The basic elements of the story looked quite serious, despite its many gaps. On Friday night, we learned that someone within the U.S. intelligence community sent a complaint to the intelligence community’s inspector general, and though we knew effectively nothing about the nature of the complaint, the IG reviewed it and found it credible.
Just as importantly, the issue was considered a matter of “urgent concern.”
The matter was brought to the attention of acting Director of National Intelligence Joseph Maguire, who, by law, was supposed to alert the congressional Intelligence committees. Instead, Maguire contacted the Justice Department, at which point Trump administration officials decided to withhold the information from lawmakers, legal disclosure requirements notwithstanding.
The whistleblower complaint that has triggered a tense showdown between the U.S. intelligence community and Congress involves President Trump’s communications with a foreign leader, according to two former U.S. officials familiar with the matter.

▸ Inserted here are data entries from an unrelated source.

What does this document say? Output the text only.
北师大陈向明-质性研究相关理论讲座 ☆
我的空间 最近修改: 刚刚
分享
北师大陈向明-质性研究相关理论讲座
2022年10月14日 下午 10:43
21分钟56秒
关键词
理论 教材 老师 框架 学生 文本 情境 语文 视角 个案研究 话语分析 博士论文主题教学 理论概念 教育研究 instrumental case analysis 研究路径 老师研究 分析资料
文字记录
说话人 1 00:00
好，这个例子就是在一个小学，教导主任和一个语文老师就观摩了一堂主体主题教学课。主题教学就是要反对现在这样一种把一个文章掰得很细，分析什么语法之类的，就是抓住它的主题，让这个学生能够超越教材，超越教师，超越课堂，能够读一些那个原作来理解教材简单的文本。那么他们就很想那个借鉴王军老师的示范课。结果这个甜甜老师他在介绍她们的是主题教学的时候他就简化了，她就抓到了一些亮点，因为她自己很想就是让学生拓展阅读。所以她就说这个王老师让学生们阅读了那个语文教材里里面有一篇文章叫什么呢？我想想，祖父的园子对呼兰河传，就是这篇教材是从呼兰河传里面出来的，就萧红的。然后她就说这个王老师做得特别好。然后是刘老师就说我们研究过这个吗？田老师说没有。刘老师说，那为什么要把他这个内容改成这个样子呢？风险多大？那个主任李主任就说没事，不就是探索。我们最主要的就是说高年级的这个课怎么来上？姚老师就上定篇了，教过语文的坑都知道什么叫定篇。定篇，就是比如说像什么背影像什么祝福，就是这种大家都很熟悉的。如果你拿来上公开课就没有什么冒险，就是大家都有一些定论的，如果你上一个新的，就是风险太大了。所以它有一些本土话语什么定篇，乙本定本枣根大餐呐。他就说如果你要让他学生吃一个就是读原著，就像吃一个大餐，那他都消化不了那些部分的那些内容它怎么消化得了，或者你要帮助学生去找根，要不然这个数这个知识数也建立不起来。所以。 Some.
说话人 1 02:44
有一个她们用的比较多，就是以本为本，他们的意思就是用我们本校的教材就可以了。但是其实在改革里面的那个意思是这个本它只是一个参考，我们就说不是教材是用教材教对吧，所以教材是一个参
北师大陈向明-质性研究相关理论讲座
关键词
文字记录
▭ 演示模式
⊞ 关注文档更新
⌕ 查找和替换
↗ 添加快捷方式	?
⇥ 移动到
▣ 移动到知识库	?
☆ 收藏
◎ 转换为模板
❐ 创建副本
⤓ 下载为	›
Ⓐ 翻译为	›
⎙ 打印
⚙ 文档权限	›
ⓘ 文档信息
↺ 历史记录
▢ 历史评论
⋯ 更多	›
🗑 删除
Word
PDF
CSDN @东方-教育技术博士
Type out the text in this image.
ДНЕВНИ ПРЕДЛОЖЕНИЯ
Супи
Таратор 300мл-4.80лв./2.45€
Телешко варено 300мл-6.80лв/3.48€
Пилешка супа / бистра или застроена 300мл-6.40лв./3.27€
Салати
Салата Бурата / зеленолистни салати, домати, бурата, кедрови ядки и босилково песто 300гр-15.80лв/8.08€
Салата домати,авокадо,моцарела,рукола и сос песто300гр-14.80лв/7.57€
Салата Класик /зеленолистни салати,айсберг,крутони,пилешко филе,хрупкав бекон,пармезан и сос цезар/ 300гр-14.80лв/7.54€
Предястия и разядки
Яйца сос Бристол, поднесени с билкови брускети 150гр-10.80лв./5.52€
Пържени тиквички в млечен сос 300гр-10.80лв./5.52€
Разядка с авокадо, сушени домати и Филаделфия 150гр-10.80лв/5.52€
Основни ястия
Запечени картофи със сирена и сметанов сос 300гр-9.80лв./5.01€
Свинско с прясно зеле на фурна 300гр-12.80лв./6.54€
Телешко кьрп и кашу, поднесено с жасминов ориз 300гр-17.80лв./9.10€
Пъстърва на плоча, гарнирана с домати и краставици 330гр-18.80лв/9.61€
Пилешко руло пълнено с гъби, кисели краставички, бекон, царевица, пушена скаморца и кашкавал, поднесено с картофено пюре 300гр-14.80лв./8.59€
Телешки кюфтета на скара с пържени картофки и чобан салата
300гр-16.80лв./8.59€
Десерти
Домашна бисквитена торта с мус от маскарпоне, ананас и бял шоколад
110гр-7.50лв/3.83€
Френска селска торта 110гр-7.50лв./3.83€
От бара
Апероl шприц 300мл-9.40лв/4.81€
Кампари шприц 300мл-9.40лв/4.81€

Trump’s interaction with the foreign leader included a “promise” that was regarded as so troubling that it prompted an official in the U.S. intelligence community to file a formal whistleblower complaint with the inspector general for the intelligence community, said the former officials, speaking on the condition of anonymity because they were not authorized to discuss the matter publicly.
Core elements of the Post’s reporting have been corroborated by other news organizations, including NBC News.

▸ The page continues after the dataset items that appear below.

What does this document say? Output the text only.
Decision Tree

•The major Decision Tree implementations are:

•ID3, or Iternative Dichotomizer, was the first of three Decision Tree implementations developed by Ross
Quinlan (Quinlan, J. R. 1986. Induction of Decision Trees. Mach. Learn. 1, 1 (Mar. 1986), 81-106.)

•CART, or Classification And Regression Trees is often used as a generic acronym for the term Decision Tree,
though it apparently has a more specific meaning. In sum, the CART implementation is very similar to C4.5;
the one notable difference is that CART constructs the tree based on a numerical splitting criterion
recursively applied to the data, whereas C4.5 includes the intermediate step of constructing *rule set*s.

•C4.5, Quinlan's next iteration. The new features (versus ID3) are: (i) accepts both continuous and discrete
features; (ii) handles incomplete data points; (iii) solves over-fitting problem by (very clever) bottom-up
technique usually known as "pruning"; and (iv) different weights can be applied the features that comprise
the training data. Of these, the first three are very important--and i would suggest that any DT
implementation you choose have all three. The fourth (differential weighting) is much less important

At this point, let’s take stock of what we know and what we don’t.
If the latest reporting is accurate, we know that Donald Trump had a phone call with a foreign leader, during which he made a provocative “promise.” We know a U.S. intelligence official considered the presidential vow alarming and filed a complaint on Aug. 12. We know the intelligence community’s inspector general considered the whistleblower’s complaint credible and urgent.

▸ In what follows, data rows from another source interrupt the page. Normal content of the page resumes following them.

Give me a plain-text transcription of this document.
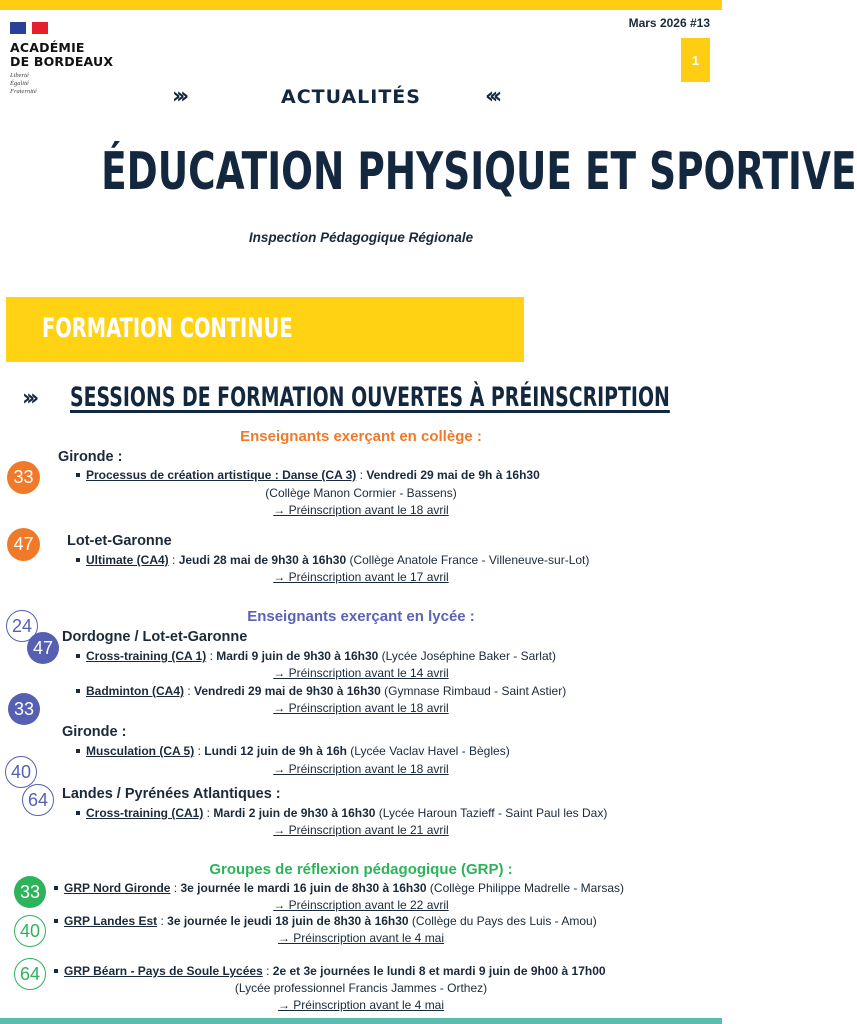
ACADÉMIE
DE BORDEAUX
Liberté
Égalité
Fraternité
Mars 2026 #13
1
›››	ACTUALITÉS	‹‹‹
ÉDUCATION PHYSIQUE ET SPORTIVE
Inspection Pédagogique Régionale
FORMATION CONTINUE
››› SESSIONS DE FORMATION OUVERTES À PRÉINSCRIPTION
Enseignants exerçant en collège :
33
Gironde :
Processus de création artistique : Danse (CA 3) : Vendredi 29 mai de 9h à 16h30
(Collège Manon Cormier - Bassens)
→ Préinscription avant le 18 avril
47	Lot-et-Garonne
Ultimate (CA4) : Jeudi 28 mai de 9h30 à 16h30 (Collège Anatole France - Villeneuve-sur-Lot)
→ Préinscription avant le 17 avril
Enseignants exerçant en lycée :
24
47
Dordogne / Lot-et-Garonne
Cross-training (CA 1) : Mardi 9 juin de 9h30 à 16h30 (Lycée Joséphine Baker - Sarlat)
→ Préinscription avant le 14 avril
Badminton (CA4) : Vendredi 29 mai de 9h30 à 16h30 (Gymnase Rimbaud - Saint Astier)
→ Préinscription avant le 18 avril
33
Gironde :
Musculation (CA 5) : Lundi 12 juin de 9h à 16h (Lycée Vaclav Havel - Bègles)
→ Préinscription avant le 18 avril
40
64 Landes / Pyrénées Atlantiques :
Cross-training (CA1) : Mardi 2 juin de 9h30 à 16h30 (Lycée Haroun Tazieff - Saint Paul les Dax)
→ Préinscription avant le 21 avril
Groupes de réflexion pédagogique (GRP) :
33	GRP Nord Gironde : 3e journée le mardi 16 juin de 8h30 à 16h30 (Collège Philippe Madrelle - Marsas)
→ Préinscription avant le 22 avril
40	GRP Landes Est : 3e journée le jeudi 18 juin de 8h30 à 16h30 (Collège du Pays des Luis - Amou)
→ Préinscription avant le 4 mai
64	GRP Béarn - Pays de Soule Lycées : 2e et 3e journées le lundi 8 et mardi 9 juin de 9h00 à 17h00
(Lycée professionnel Francis Jammes - Orthez)
→ Préinscription avant le 4 mai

We know the Trump-appointed acting DNI ignored legal requirements related to congressional disclosure. We know the intelligence community’s inspector general was uncomfortable with the DNI’s decision to ignore the law, and the IG, Michael Atkinson, made the relevant congressional committees aware of the existence of the complaint earlier this month.
We don’t know what, specifically, the president promised one of his foreign counterparts or to whom he was speaking. There is, however, a limited number of foreign leaders Trump spoke to around the relevant dates, and the Post’s article noted a July 31 phone conversation the Republican had with Russian President Vladimir Putin.
We also don’t know the identity of the whistleblower, though there’s a limited number of intelligence community officials who’d know the relevant details of a presidential conversation with a foreign leader. Let’s also highlight the fact that this whistleblower took a big professional risk by taking his or her concerns to the inspector general’s office, but this person did the right thing anyway. It is, by all appearances, an unprecedented dynamic.
We also don’t know why the acting DNI ignored his legal disclosure requirements, or who (if anyone) may have directed him to do so.
Unfortunately for the White House, this new scandal is just getting started, as is the search for the truth. House Intelligence Committee Chairman Adam Schiff (D-Calif.) announced yesterday afternoon that his panel will today hear closed-door testimony from Michael Atkinson, the intelligence community’s inspector general. Acting DNI Joseph Maguire, meanwhile, is now scheduled to testify before the House Intelligence Committee a week from today, and as things stand, that hearing will be open to the public.
Donald Trump really didn’t need another presidency-rocking scandal. He appears to be at the center of a new one anyway.